With my usual taste for the obvious, I am quite drawn to Noel Coward’s “There are bad times just around the corner”, but I fear that The Master’s cut glass tones would not be acceptable to any party in this demotic age. Like Sir Nicholas Winterton’s spirited defence of first class travel, even those of us who quietly agree with him must concede that it is a lost cause.

So how about “Smile, though your heart is aching”, a huge hit for Nat King Cole in the year I was born, 1954. Not only does Nat tick all the right ethnic boxes, but the tune was actually written by Charlie Chaplin as the theme music for his 1936 classic Modern Times, a silent film bravely released nine years after The Jazz Singer had ushered in the age of the talkie.

This is surely a movie for today not only because of its theme of the awfulness of modern industrial society, but also because Chaplin unfailingly reminds me of the present generation of politicians: always getting things hopelessly wrong, rarely if ever raising a laugh, yet ultimately proving maddeningly indestructible.

What could be more appropriate than “Smile” playing gently in the background as the candidates emote before hard-hitting interviewers like Piers Morgan or Fern Britton about the private tragedies they never like to talk about?

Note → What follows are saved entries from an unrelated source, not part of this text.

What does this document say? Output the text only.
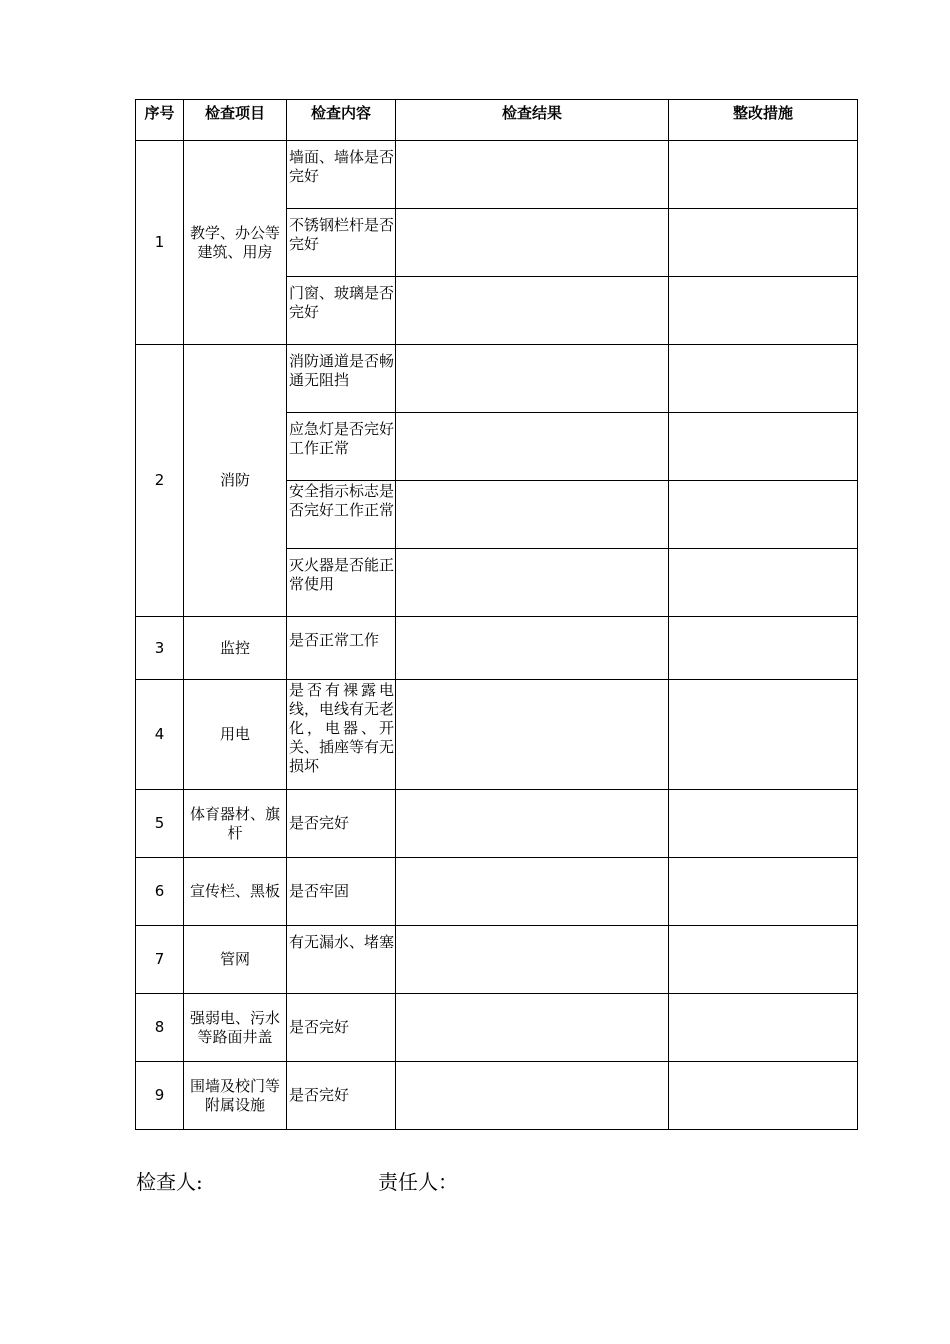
序号	检查项目	检查内容	检查结果	整改措施
1	教学、办公等建筑、用房	墙面、墙体是否完好		
		不锈钢栏杆是否完好		
		门窗、玻璃是否完好		
2	消防	消防通道是否畅通无阻挡		
		应急灯是否完好工作正常		
		安全指示标志是否完好工作正常		
		灭火器是否能正常使用		
3	监控	是否正常工作		
4	用电	是否有裸露电线，电线有无老化，电器、开关、插座等有无损坏		
5	体育器材、旗杆	是否完好		
6	宣传栏、黑板	是否牢固		
7	管网	有无漏水、堵塞		
8	强弱电、污水等路面井盖	是否完好		
9	围墙及校门等附属设施	是否完好		
检查人:	责任人：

At least the nation’s greengrocers must be getting a bonus from soaring sales of onions to help deliver their tears on cue.

I am sure I am not alone in being so sick of the present, and the three months of blindingly insincere electioneering still to come, that I find myself increasingly retreating to live in the past.

Which is no doubt why the other tune that has been running through my head since the sad death of Ian Carmichael is “What would I do without you, Jeeves?” The theme song of The World of Wooster, televised from 1965-67, this transports me back to an enchantingly batty black-and-white world of silly asses, dippy girls, fearsome aunts, silver cow creamers and the valet with a mighty, fish-fed brain.

From the moment I watched the first episode, and began devouring the books, I wanted to be Bertie Wooster. A drone who did nothing but sip cocktails, smoke gaspers and drive his two-seater to country house parties where something always went horribly wrong.

Sadly it proved not to be a career option without a formidable private income, so I decided that I wanted to be his creator P.G. Wodehouse instead, until I realised that I lacked not only his comic inspiration but also his formidable self-discipline as a writer.

What would Wodehouse have made of this bizarre world in which Calvinist Scots political obsessives try to pretend that they are warm, normal human beings while throwback upper-crust Tories flaunt their “change” credentials by assiduously offending their natural supporters?

Just thinking about it is enough to make anyone wish that they were back in the world of the menacing Roderick Spode and his Blackshorts, preparing to transform Britain in their swish uniform of black “footer bags”.

Yes, the outlook for the coming months is singularly depressing. But keep humming “Smile” to yourself, because it’s set to get an awful lot worse when whoever it is finally parks himself behind the Prime Ministerial desk in May or June, and feels able to come clean about the depths of the mess we are really in. Then we might all start thinking of another popular song from the last great depression of the 1930s, Leslie Sarony’s “Ain’t it grand to be blooming well dead.”